Cette entité prend naissance avec la grande conférence de Bandung, dite « des pays non alignés », en avril 1955. Nombre des dirigeants de pays qu’on appelait le « tiers-monde » se réunissent dans cette cité d’Indonésie et y affirment leur refus d’un alignement sur l’Est ou sur l’Ouest – dans ce monde bipolaire issu des décisions de la conférence de Yalta, en février 1945 – et leur décolonisation chèrement gagnée. Ces pays non alignés sont rejoints par la Chine de Mao, qui de fait bascule alors de l’Est vers le Sud.

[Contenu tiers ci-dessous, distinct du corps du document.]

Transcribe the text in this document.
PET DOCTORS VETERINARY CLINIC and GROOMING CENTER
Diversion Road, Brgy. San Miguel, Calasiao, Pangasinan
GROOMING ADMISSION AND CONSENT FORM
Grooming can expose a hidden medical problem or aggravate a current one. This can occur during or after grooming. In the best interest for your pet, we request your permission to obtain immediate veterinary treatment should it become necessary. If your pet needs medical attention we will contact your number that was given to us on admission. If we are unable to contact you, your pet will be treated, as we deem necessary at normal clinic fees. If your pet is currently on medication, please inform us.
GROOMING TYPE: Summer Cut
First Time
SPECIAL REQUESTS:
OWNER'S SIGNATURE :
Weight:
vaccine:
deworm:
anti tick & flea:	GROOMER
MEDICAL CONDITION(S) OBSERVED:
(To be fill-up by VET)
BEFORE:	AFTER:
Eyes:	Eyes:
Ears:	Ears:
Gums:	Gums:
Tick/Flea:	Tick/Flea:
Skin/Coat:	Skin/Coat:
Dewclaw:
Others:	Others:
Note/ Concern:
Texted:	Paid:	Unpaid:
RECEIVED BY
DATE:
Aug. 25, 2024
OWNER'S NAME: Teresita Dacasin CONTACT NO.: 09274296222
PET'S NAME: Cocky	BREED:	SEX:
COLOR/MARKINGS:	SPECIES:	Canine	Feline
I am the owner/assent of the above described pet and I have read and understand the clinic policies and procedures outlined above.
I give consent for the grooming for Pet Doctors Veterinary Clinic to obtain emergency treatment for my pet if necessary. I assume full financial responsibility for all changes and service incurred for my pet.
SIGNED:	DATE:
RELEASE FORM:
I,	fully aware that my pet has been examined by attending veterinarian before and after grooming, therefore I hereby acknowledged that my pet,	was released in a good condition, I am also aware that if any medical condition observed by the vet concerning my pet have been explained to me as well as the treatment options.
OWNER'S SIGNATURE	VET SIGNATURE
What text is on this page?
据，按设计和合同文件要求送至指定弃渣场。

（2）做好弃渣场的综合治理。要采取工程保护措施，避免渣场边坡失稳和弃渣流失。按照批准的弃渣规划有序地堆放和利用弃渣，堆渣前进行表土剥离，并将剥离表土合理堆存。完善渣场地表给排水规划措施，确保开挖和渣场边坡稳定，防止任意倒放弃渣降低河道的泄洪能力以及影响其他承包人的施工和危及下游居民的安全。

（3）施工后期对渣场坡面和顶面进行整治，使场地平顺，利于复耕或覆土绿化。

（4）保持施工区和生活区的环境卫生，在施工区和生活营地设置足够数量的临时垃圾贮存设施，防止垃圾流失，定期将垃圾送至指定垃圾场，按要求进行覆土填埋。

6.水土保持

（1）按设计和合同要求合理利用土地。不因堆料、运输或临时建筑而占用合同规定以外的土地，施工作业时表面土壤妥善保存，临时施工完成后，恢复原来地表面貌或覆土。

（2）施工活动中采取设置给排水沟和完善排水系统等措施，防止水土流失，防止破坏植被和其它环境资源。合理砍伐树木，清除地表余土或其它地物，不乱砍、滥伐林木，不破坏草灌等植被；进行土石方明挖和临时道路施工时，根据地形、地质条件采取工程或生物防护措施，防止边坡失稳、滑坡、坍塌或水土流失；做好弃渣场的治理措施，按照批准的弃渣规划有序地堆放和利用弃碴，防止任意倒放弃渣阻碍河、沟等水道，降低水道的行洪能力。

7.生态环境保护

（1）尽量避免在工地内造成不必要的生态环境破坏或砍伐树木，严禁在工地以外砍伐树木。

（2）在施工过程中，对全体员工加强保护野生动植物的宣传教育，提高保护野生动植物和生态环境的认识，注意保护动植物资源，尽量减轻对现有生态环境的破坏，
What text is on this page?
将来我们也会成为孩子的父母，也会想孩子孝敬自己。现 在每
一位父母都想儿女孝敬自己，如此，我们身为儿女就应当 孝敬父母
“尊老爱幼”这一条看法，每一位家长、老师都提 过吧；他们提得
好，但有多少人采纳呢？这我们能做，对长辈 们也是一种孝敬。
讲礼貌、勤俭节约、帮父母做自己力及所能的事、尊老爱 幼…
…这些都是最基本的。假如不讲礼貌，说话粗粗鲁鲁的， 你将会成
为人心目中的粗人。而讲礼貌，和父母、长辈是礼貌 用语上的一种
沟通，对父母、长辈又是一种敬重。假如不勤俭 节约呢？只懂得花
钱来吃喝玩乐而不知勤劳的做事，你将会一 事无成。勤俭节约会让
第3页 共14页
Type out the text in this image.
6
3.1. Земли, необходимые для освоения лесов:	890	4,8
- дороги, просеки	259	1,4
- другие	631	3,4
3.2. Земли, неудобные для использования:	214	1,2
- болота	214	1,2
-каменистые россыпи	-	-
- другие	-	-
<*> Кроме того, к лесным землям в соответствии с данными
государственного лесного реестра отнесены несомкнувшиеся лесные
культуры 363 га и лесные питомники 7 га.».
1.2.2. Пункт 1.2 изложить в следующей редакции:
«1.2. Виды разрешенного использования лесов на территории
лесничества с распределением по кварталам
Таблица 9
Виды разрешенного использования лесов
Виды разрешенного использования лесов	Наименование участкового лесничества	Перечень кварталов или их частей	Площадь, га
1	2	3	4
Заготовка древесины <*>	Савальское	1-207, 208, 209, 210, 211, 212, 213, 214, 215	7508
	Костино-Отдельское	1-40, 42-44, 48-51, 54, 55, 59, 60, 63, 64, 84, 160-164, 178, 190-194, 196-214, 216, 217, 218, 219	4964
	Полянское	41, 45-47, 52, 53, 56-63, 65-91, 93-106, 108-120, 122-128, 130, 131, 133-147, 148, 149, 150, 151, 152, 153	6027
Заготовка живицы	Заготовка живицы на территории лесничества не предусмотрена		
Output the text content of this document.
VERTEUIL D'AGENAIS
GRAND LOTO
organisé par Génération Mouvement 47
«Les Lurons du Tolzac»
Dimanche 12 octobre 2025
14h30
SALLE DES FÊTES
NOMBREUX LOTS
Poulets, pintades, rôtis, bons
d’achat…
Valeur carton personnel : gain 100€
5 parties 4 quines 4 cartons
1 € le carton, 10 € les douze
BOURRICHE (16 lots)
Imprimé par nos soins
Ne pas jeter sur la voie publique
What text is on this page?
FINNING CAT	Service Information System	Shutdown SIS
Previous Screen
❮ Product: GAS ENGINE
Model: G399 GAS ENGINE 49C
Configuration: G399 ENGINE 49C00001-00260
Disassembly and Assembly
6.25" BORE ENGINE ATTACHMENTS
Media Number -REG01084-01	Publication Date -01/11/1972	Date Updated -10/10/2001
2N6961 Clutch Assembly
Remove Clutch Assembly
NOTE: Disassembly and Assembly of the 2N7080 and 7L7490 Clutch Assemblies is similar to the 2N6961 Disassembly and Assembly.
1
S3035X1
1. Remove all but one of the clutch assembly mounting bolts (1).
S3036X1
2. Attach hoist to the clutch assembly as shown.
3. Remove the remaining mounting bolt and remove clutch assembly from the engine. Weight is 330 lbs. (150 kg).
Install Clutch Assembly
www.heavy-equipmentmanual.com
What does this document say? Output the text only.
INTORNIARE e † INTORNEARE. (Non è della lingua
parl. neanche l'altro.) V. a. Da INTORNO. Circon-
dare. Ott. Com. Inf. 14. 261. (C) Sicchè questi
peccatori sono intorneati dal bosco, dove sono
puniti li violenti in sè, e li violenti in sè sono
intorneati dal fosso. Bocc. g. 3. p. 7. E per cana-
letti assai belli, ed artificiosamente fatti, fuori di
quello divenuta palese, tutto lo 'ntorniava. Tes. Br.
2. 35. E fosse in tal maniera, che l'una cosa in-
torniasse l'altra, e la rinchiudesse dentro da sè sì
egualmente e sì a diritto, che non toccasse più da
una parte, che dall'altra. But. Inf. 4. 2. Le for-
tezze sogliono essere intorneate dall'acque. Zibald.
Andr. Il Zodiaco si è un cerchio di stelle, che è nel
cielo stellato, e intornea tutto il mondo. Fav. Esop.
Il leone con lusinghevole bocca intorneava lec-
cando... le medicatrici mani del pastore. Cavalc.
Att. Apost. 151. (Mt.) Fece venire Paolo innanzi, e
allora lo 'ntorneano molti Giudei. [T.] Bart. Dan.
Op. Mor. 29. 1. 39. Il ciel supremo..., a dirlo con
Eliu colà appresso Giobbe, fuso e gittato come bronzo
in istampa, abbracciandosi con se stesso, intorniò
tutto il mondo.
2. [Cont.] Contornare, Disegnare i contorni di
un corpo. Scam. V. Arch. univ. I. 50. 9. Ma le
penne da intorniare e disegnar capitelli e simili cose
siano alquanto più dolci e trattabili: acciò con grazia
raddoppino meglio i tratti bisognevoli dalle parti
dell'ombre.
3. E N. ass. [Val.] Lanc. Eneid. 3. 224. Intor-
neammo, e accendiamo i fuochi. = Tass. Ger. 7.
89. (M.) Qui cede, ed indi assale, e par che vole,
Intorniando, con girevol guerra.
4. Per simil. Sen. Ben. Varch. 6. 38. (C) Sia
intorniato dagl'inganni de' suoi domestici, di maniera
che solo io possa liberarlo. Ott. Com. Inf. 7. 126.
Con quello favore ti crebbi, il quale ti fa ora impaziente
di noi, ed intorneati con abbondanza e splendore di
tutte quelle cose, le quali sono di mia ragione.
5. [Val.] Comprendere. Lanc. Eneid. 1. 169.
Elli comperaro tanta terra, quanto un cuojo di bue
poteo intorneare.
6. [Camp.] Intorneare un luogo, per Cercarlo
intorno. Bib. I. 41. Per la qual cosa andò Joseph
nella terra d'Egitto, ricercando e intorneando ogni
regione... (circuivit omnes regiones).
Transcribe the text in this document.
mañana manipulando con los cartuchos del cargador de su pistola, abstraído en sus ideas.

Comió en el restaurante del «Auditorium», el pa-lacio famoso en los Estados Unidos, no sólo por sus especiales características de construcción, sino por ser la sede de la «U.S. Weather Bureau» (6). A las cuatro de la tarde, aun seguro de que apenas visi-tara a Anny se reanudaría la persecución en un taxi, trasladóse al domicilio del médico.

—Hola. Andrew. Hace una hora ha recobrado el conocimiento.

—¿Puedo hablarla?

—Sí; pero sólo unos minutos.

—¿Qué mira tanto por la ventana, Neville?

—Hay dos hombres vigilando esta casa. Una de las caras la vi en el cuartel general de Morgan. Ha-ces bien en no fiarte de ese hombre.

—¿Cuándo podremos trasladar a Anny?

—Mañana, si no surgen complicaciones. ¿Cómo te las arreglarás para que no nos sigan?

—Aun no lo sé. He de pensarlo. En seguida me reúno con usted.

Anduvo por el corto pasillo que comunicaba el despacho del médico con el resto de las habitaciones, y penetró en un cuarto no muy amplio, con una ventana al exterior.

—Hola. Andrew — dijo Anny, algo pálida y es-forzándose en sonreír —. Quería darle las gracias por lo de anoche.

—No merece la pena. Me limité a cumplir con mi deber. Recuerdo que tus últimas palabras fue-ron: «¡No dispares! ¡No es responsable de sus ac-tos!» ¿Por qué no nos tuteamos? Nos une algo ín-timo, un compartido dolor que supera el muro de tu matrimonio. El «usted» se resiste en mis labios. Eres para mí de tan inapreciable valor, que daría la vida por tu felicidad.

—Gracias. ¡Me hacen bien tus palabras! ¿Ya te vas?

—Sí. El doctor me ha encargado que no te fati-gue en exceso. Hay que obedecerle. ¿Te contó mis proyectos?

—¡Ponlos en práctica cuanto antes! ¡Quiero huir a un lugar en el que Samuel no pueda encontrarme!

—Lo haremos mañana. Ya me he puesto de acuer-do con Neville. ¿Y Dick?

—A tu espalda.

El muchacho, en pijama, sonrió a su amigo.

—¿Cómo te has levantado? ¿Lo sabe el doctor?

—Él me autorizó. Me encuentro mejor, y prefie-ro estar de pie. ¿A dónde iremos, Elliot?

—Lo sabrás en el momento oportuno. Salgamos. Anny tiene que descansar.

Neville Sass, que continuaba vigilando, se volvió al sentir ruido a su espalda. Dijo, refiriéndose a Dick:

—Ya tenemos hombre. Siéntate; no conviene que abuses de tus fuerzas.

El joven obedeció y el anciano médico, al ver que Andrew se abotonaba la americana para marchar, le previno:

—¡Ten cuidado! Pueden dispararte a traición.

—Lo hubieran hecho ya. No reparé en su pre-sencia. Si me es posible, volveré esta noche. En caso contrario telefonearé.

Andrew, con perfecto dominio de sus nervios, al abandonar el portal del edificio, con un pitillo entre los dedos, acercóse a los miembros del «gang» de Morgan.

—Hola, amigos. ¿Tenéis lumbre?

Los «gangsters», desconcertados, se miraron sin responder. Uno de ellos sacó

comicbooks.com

Ce volume collectif très documenté rassemble de nombreux articles ou focus analysant les situations, les économies (désormais mondialisées), les tensions et autres conflits concernant les différents pays du Sud global. Ses coordinateurs, Bertrand Badie, déjà évoqué, et ­Dominique Vidal, historien et journaliste, spécialiste du conflit israélo-palestinien, s’emploient à retracer l’affirmation de ce concept au fil des dernières décennies et à mettre au jour ses multiples réalités contemporaines.

« La cécité du Nord »

Bertrand Badie souligne notamment combien la formation du Sud global est d’abord fondée sur un « dénominateur commun », celui de la mémoire coloniale et du refus de toute domination. La « cécité du Nord » et son refus d’appréhender ces premiers changements permettent à Badie d’écrire qu’ainsi, paradoxalement, « le Nord est en partie, aujourd’hui encore, l’un des inventeurs du Sud » ! Or, avec la mondialisation, le Sud, pourtant si divers – de la Chine à la République centrafricaine, du Brésil à la Dominique, ou de l’Inde à un petit archipel du Pacifique –, a perdu sa « connotation de périphérie » dans notre monde décentré, avec la formation de nouvelles élites (autrefois liées à l’ancienne puissance coloniale).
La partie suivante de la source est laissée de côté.